Het in 1929 tot ‘Koninklijke’ gekroonde Real trok extravagantie aan. Zoals de supportersclub El Hongo. Elf keurig uitverkoren en licht verwaande vooraanstaanden tooiden zich met peperdure bolhoeden. Dit uitgelezen gezelschap van parvenu’s liet zich in peperdure limousines naar de wedstrijden van Real voeren.

Zij symboliseerden het succesverhaal van Real en dat werkte stilaan overal ergernis. De arrogante entourage van president Santiago Bernabeu irriteerde de concurrentie die elke gelegenheid te baat nam om de val voor Real uit te zetten. Volgens de uitmuntende Nederlandse Europacupkroniekschrijver Ed van Opzeeland stuurde Besiktas Istanboel voor de match een elitekorps buikdanseressen naar het Realhotel: ‘Maar Di Stefano en co moesten knarsetandend toezien hoe hun coach de frivole dames stoïcijns doorschoof naar de Bolhoedenclub, die dit wellustige geschenk dankbaar in ontvangst nam.’
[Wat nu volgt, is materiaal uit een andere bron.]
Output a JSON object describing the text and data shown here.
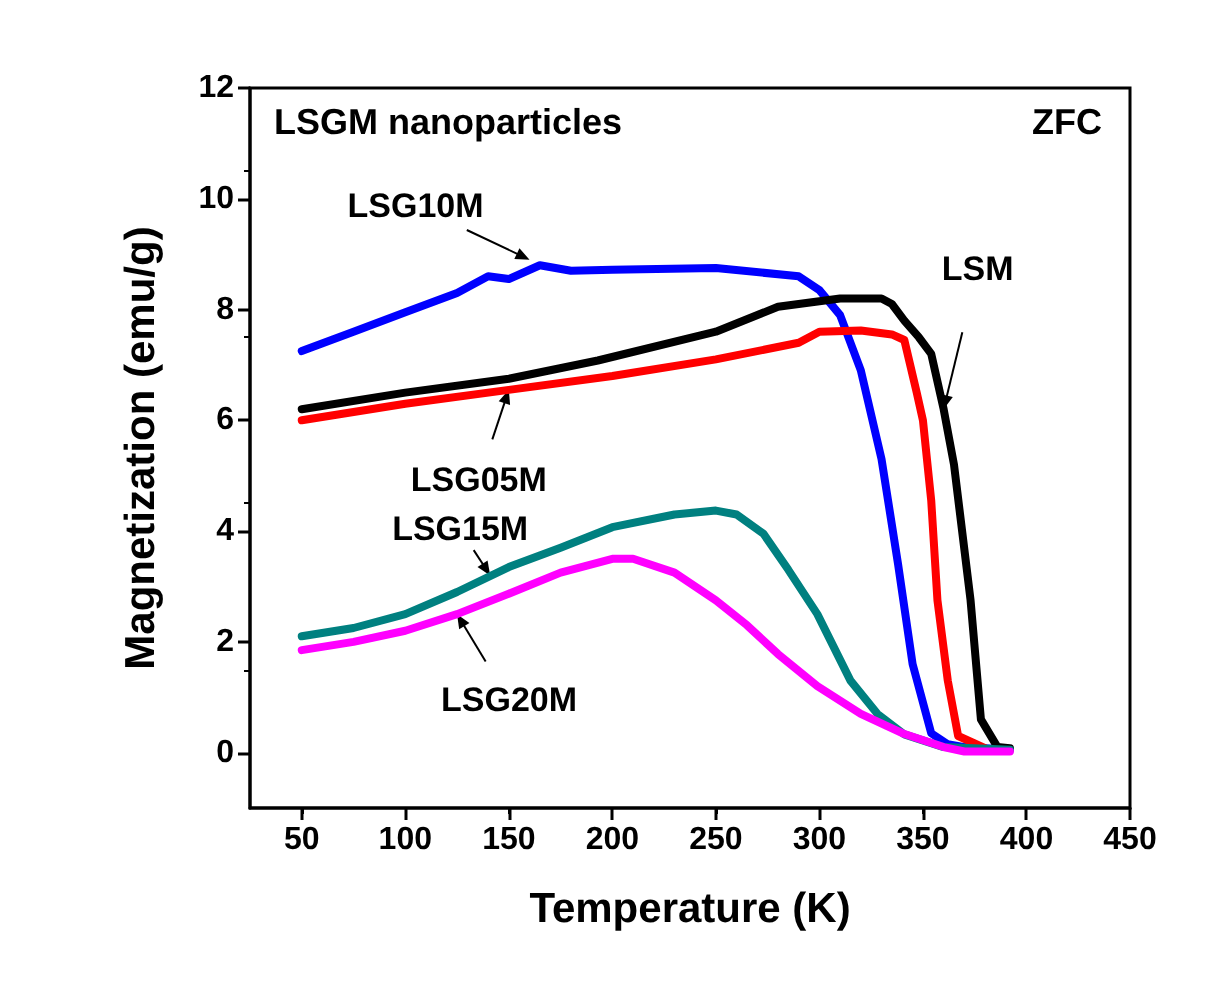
{
  "chart_data": {
    "type": "line",
    "xlabel": "Temperature (K)",
    "ylabel": "Magnetization (emu/g)",
    "xlim": [
      25,
      450
    ],
    "xticks": [
      50,
      100,
      150,
      200,
      250,
      300,
      350,
      400,
      450
    ],
    "ylim": [
      -1,
      12
    ],
    "yticks": [
      0,
      2,
      4,
      6,
      8,
      10,
      12
    ],
    "grid": false,
    "marker": "none",
    "line_style": "solid",
    "annotations": [
      "LSGM nanoparticles",
      "ZFC",
      {
        "text": "LSG10M",
        "x": 160,
        "y": 8.9
      },
      {
        "text": "LSM",
        "x": 360,
        "y": 6.2
      },
      {
        "text": "LSG05M",
        "x": 150,
        "y": 6.55
      },
      {
        "text": "LSG15M",
        "x": 141,
        "y": 3.2
      },
      {
        "text": "LSG20M",
        "x": 125,
        "y": 2.5
      }
    ],
    "series": [
      {
        "color": "#0000ff",
        "x": [
          50,
          75,
          100,
          125,
          140,
          150,
          165,
          180,
          200,
          250,
          290,
          300,
          310,
          320,
          330,
          338,
          345,
          354,
          362,
          370,
          392
        ],
        "values": [
          7.25,
          7.6,
          7.95,
          8.3,
          8.6,
          8.55,
          8.8,
          8.7,
          8.72,
          8.75,
          8.6,
          8.35,
          7.9,
          6.9,
          5.3,
          3.4,
          1.6,
          0.35,
          0.15,
          0.1,
          0.05
        ]
      },
      {
        "color": "#000000",
        "x": [
          50,
          100,
          150,
          193,
          250,
          280,
          300,
          310,
          330,
          335,
          341,
          348,
          354,
          360,
          365,
          373,
          378,
          386,
          392
        ],
        "values": [
          6.2,
          6.5,
          6.75,
          7.08,
          7.6,
          8.05,
          8.15,
          8.2,
          8.2,
          8.1,
          7.8,
          7.5,
          7.2,
          6.2,
          5.2,
          2.75,
          0.6,
          0.1,
          0.08
        ]
      },
      {
        "color": "#ff0000",
        "x": [
          50,
          100,
          150,
          200,
          250,
          290,
          300,
          320,
          335,
          341,
          347,
          350,
          354,
          357,
          362,
          367,
          380
        ],
        "values": [
          6.0,
          6.3,
          6.55,
          6.8,
          7.1,
          7.4,
          7.6,
          7.62,
          7.55,
          7.45,
          6.5,
          6.0,
          4.55,
          2.75,
          1.3,
          0.3,
          0.08
        ]
      },
      {
        "color": "#008080",
        "x": [
          50,
          75,
          100,
          125,
          150,
          175,
          200,
          230,
          250,
          260,
          273,
          285,
          299,
          315,
          328,
          341,
          360,
          392
        ],
        "values": [
          2.1,
          2.25,
          2.5,
          2.9,
          3.35,
          3.7,
          4.07,
          4.3,
          4.37,
          4.3,
          3.95,
          3.3,
          2.5,
          1.3,
          0.7,
          0.33,
          0.1,
          0.05
        ]
      },
      {
        "color": "#ff00ff",
        "x": [
          50,
          75,
          100,
          125,
          150,
          175,
          200,
          210,
          230,
          250,
          265,
          280,
          299,
          320,
          340,
          360,
          370,
          392
        ],
        "values": [
          1.85,
          2.0,
          2.2,
          2.5,
          2.87,
          3.25,
          3.5,
          3.5,
          3.25,
          2.75,
          2.3,
          1.78,
          1.2,
          0.7,
          0.35,
          0.1,
          0.02,
          0.02
        ]
      }
    ]
  }
}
De zogenaamde ‘Bolhoedenclub’ liet zich niet paaien en doorstond met glans alle vernederingen. Eén jaar eerder prijkte Atletico-Real op de affiche van de halve Europese eindstrijd. Of een voetbaloorlog tussen de burgerij uit het rijke noorden van de hoofdstad en het proletariaat van de arme zuidflank. In het kolkende Atleticostadion toonde El Hongo zich verheven boven elke stroomstoot onder en boven de gordel. Haar aanwezigheid tartte de Atleticofans dermate dat ze in hun zegeroes  – Atletico versloeg Real met 1-0 – de elf bolhoeden hoog door de tribune keilden. El Hongo’s wraak smaakte zoet. De heren lieten zich in vier Rolls Royces naar het derde beslissingsduel – destijds gold de dubbelregel bij uitdoelpunten nog niet want anders had Atletico zich na de 2-1-nederlaag in Bernabeu geplaatst voor de finale – in Zaragoza brengen, met speciaal uit Engeland overgevlogen nieuwe bolhoeden: Puskas stuurde Real met het enige doelpunt van de match naar Glasgow. In het seizoen 1959-’60 zette de Witte Brigade de kroon op het werk. De status van Alfredo di Stefano reikte naar het zenit. Op zijn 34 ste verbleekte zijn ster geenszins. De intussen kalende Blonde Pijl eiste totale discipline van de spelersgroep, bekwaamde zich in atletiek en keurturnen, maar dwong ook de toestemming tot roken af. Di Stefano was een kettingroker en coach Munoz viel hem bij: ‘Waarom zou ik het roken verbieden als de spelersvorm recht evenredig stijgt met de rook?’ Di Stefano peperde zijn maats het pure professionalisme in. Kameraadschap kende hij niet. Na de training en de wedstrijd stoof iedereen weg in zijn eigen dure sportwagen. De nieuwste modellen van Jaguar, Mercedes, Porsche en Ford pronkten onder de hoofdtribune.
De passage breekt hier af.